To ensure they don’t get the better of you a second time, never pay any upfront fees – especially to individuals who have contacted you out of the blue offering recovery services. Always verify who they say they are independently, by searching for their contact details online. In the UK, you can check the FCA Firm Checker to see if the fraudster’s purported company does offer the services it claims to.

Note the above red flags, and avoid sharing any personal details of being scammed online, as fraudsters continuously trawl the web looking for potential double-dip targets.

I’ve been scammed, now what?

If you’ve been victimized by recovery scammers, there are a limited set of options available to you. It’s always a good idea to report the incident – in the UK to Report Fraud and in the US to the FTC. This will help the authorities track the fraud landscape and improve their support to victims, as well as raise awareness so others don’t fall for the same tricks.

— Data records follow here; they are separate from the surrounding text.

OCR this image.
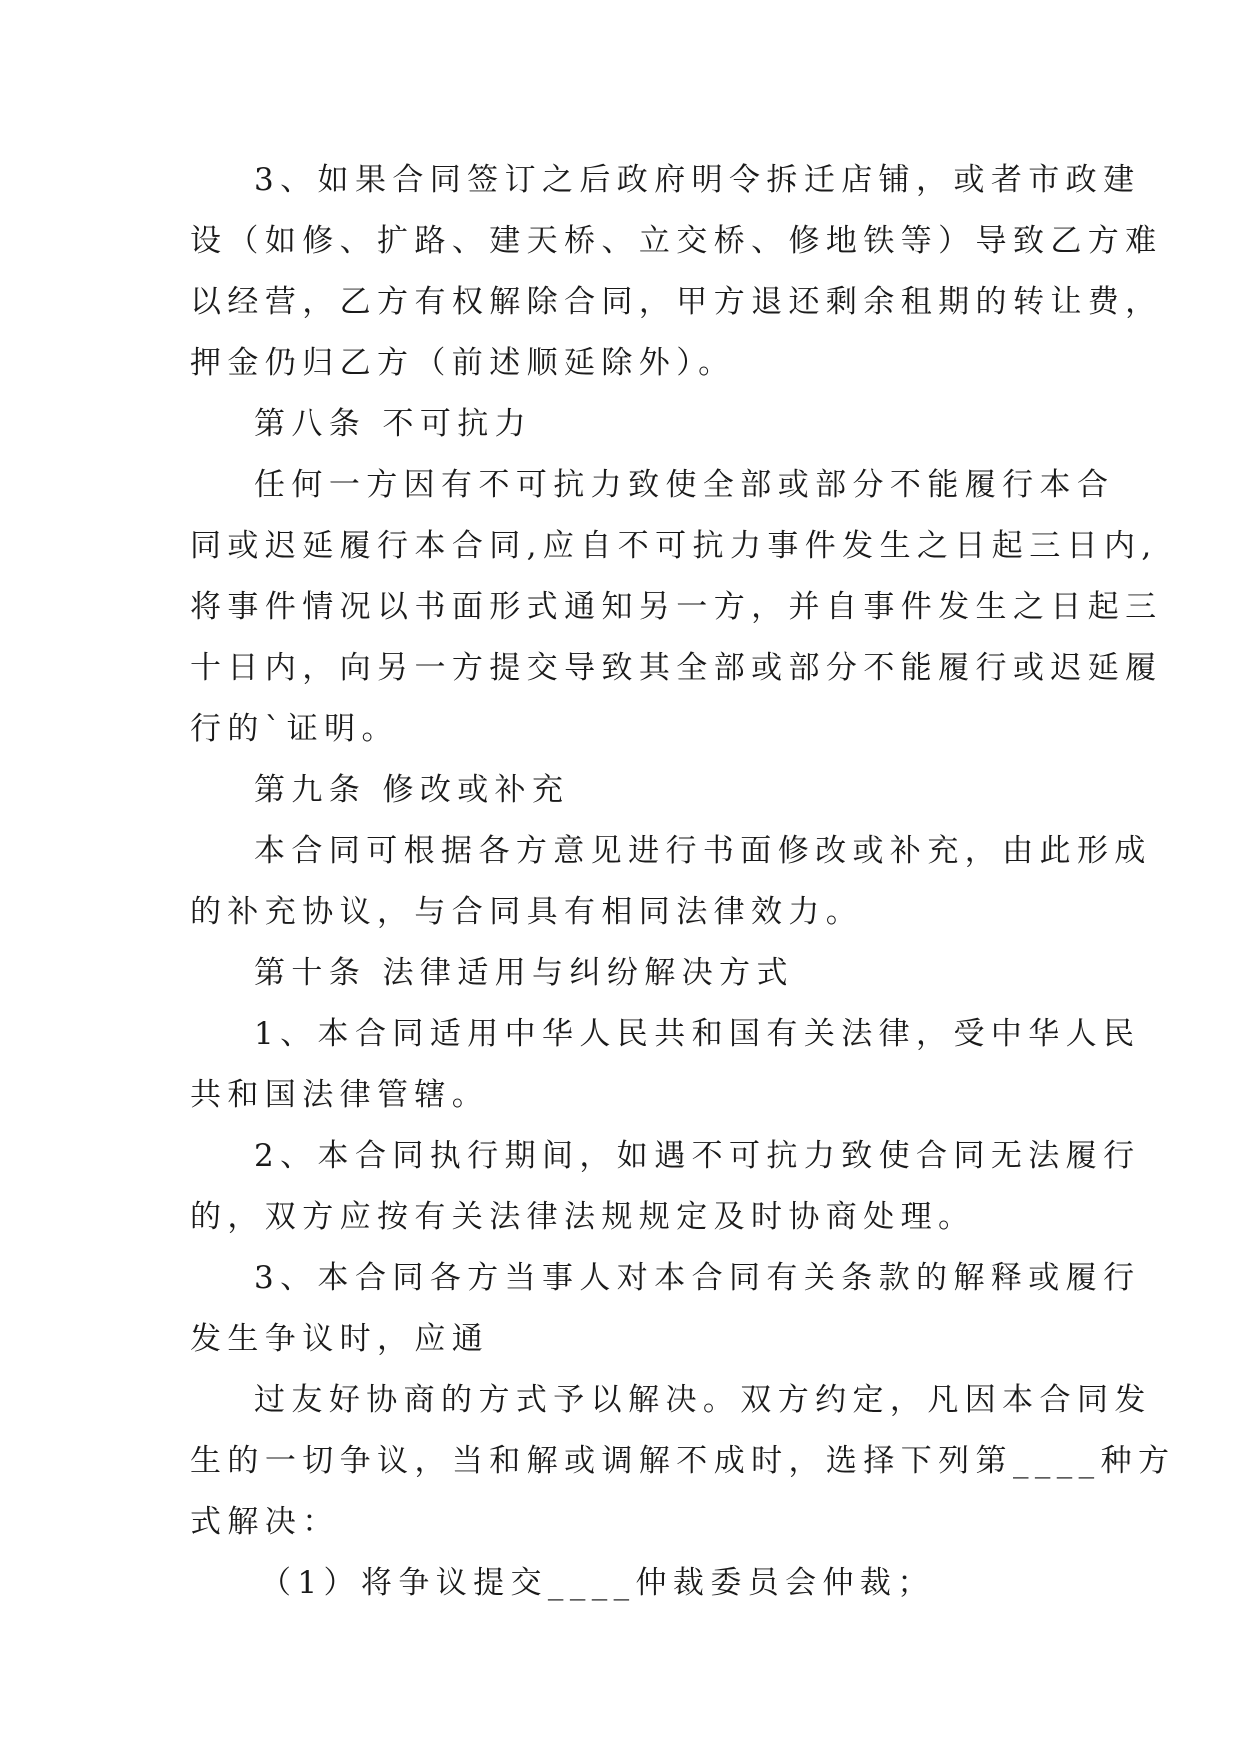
3 、 如 果 合 同 签 订 之 后 政 府 明 令 拆 迁 店 铺 ， 或 者 市 政 建
设 （ 如 修 、 扩 路 、 建 天 桥 、 立 交 桥 、 修 地 铁 等 ） 导 致 乙 方 难
以 经 营 ， 乙 方 有 权 解 除 合 同 ， 甲 方 退 还 剩 余 租 期 的 转 让 费 ，
押金仍归乙方（前述顺延除外）。
第八条 不可抗力
任 何 一 方 因 有 不 可 抗 力 致 使 全 部 或 部 分 不 能 履 行 本 合
同 或 迟 延 履 行 本 合 同 , 应 自 不 可 抗 力 事 件 发 生 之 日 起 三 日 内 ,
将 事 件 情 况 以 书 面 形 式 通 知 另 一 方 ， 并 自 事 件 发 生 之 日 起 三
十 日 内 ， 向 另 一 方 提 交 导 致 其 全 部 或 部 分 不 能 履 行 或 迟 延 履
行的`证明。
第九条 修改或补充
本 合 同 可 根 据 各 方 意 见 进 行 书 面 修 改 或 补 充 ， 由 此 形 成
的补充协议，与合同具有相同法律效力。
第十条 法律适用与纠纷解决方式
1 、 本 合 同 适 用 中 华 人 民 共 和 国 有 关 法 律 ， 受 中 华 人 民
共和国法律管辖。
2 、 本 合 同 执 行 期 间 ， 如 遇 不 可 抗 力 致 使 合 同 无 法 履 行
的，双方应按有关法律法规规定及时协商处理。
3 、 本 合 同 各 方 当 事 人 对 本 合 同 有 关 条 款 的 解 释 或 履 行
发生争议时，应通
过 友 好 协 商 的 方 式 予 以 解 决 。 双 方 约 定 ， 凡 因 本 合 同 发
生 的 一 切 争 议 ， 当 和 解 或 调 解 不 成 时 ， 选 择 下 列 第 _ _ _ _ 种 方
式解决：
（1）将争议提交____仲裁委员会仲裁；
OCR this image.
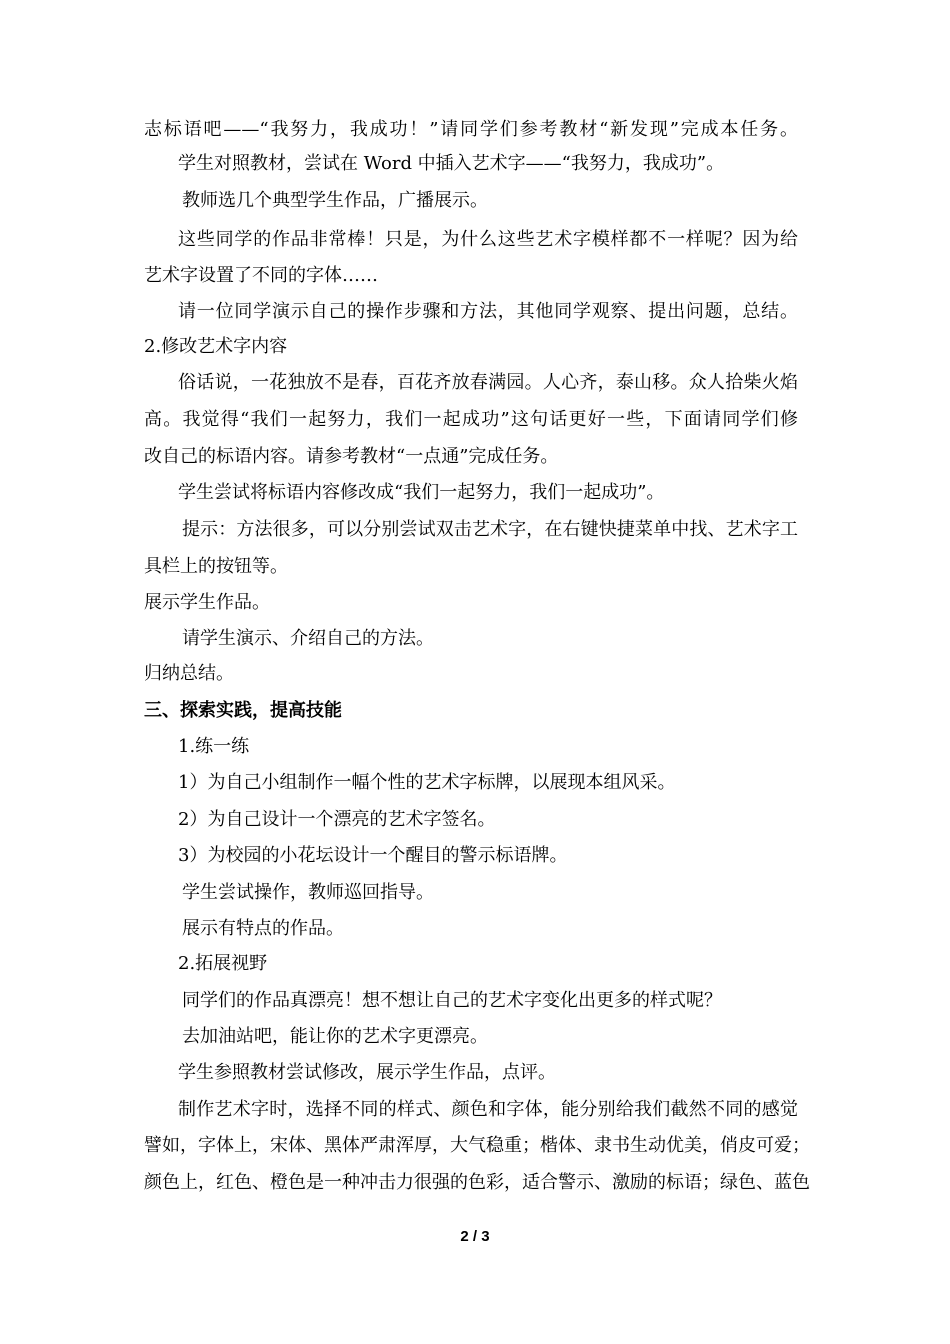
志标语吧——“我努力，我成功！”请同学们参考教材“新发现”完成本任务。
学生对照教材，尝试在 Word 中插入艺术字——“我努力，我成功”。
教师选几个典型学生作品，广播展示。
这些同学的作品非常棒！只是，为什么这些艺术字模样都不一样呢？因为给
艺术字设置了不同的字体……
请一位同学演示自己的操作步骤和方法，其他同学观察、提出问题，总结。
2.修改艺术字内容
俗话说，一花独放不是春，百花齐放春满园。人心齐，泰山移。众人拾柴火焰
高。我觉得“我们一起努力，我们一起成功”这句话更好一些，下面请同学们修
改自己的标语内容。请参考教材“一点通”完成任务。
学生尝试将标语内容修改成“我们一起努力，我们一起成功”。
提示：方法很多，可以分别尝试双击艺术字，在右键快捷菜单中找、艺术字工
具栏上的按钮等。
展示学生作品。
请学生演示、介绍自己的方法。
归纳总结。
三、探索实践，提高技能
1.练一练
1）为自己小组制作一幅个性的艺术字标牌，以展现本组风采。
2）为自己设计一个漂亮的艺术字签名。
3）为校园的小花坛设计一个醒目的警示标语牌。
学生尝试操作，教师巡回指导。
展示有特点的作品。
2.拓展视野
同学们的作品真漂亮！想不想让自己的艺术字变化出更多的样式呢？
去加油站吧，能让你的艺术字更漂亮。
学生参照教材尝试修改，展示学生作品，点评。
制作艺术字时，选择不同的样式、颜色和字体，能分别给我们截然不同的感觉
譬如，字体上，宋体、黑体严肃浑厚，大气稳重；楷体、隶书生动优美，俏皮可爱；
颜色上，红色、橙色是一种冲击力很强的色彩，适合警示、激励的标语；绿色、蓝色
2 / 3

If you’ve made a payment via your bank, tell it ASAP. Monitor your account carefully for any unusual activity and freeze any relevant cards. If you’ve handed over more personal information to the fraudster, change the passwords on any relevant accounts, add multi-factor authentication (MFA) to bolster security, and expect potentially convincing phishing attacks in the future.

Remember: scammers are a persistent bunch. If you’ve been the victim of fraud in the past, expect another visit in the future.